IDProjectCategoryView StatusLast Update
0002248GNUnettransport servicepublic2012-06-02 19:15
ReporterChristian Grothoff Assigned ToMatthias Wachs  
PriorityurgentSeveritymajorReproducibilityhave not tried
Status closedResolutionfixed 
Product VersionGit master 
Target Version0.9.3Fixed in Version0.9.3 
Summary0002248: significant discrepancy between core-level and transport-level connections for running peer
DescriptionI've been running a peer (with properly punched NAT) for a few hours now.

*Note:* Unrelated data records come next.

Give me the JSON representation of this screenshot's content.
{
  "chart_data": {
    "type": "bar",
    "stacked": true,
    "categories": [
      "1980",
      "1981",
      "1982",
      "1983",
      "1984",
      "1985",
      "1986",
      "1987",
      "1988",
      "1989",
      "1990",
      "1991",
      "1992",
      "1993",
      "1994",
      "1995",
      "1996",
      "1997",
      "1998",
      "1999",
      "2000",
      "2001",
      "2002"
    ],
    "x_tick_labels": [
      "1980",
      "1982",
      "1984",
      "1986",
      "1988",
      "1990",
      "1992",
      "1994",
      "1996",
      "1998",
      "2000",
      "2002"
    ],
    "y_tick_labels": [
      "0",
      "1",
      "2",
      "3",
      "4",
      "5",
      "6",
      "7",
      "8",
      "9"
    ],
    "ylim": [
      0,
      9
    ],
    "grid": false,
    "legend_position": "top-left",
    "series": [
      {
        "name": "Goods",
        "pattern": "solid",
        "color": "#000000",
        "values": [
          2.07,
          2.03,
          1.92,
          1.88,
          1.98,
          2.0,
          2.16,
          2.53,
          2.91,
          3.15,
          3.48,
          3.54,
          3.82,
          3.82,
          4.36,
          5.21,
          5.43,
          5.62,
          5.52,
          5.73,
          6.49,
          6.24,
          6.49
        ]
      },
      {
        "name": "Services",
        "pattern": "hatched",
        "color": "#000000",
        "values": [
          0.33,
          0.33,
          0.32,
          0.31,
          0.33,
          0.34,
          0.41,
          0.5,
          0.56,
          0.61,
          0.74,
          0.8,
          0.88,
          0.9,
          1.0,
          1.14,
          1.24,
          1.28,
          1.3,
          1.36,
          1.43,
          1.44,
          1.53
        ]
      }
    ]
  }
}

I'm seeing a significant difference (3-to-8) between the number of connections 'core' is aware of and the number of connections transport has:

grothoff@spec:~/svn/gnunet$ gnunet-core
Peer `GJG6GNC6ME462F4QA5KHEC4FSQDRSQJI9HP88DKC057463F0FN072AO01JSI1E4A9PUI0CNUS88SH4SM9S0QUUHH24C3DGU8CU0G2OG'
Peer `KNAPGJMNVI5LECGUVBF1CTLAR2VHDI7HH5TDBRPDHDPKL5LA27FIBD0F63HAMQCAN2R5ESVA3CB6ICQRGN6UKSQF3EKVH3ISUKMGQC8'
Peer `RL7P1AO4M4LOI3JPVER5FJKG6A847K3O86NS4Q07J1721371FO7RB6IFVMNI1NKLFTRCM7O5AGJPQ3UDD8MST8QQHLNOC4GUL6731O0'
grothoff@spec:~/svn/gnunet$ gnunet-transport -ni
Peer `BEKL': tcp 120.108.205.237:2086
Peer `RL7P': tcp 131.159.74.67:2086
Peer `R69Q': tcp 203.178.133.3:2086
Peer `KUPL': udp 134.2.197.47:2086
Peer `KNAP': udp 98.119.204.191:2086
Peer `IVT2': tcp 71.177.216.36:2086
Peer `GJG6': udp 98.119.204.191:12086
Peer `R6OV': tcp 188.40.170.101:2086

Looking at the statistics, 'core' confirmed 47 session keys and terminated 44 sessions due to 'transport-level disconnect' (which leaves 3). So either core got erroneous disconnects from transport (maybe because of ATS session switch?) or core failed to get connect notifications for 5 additional connections.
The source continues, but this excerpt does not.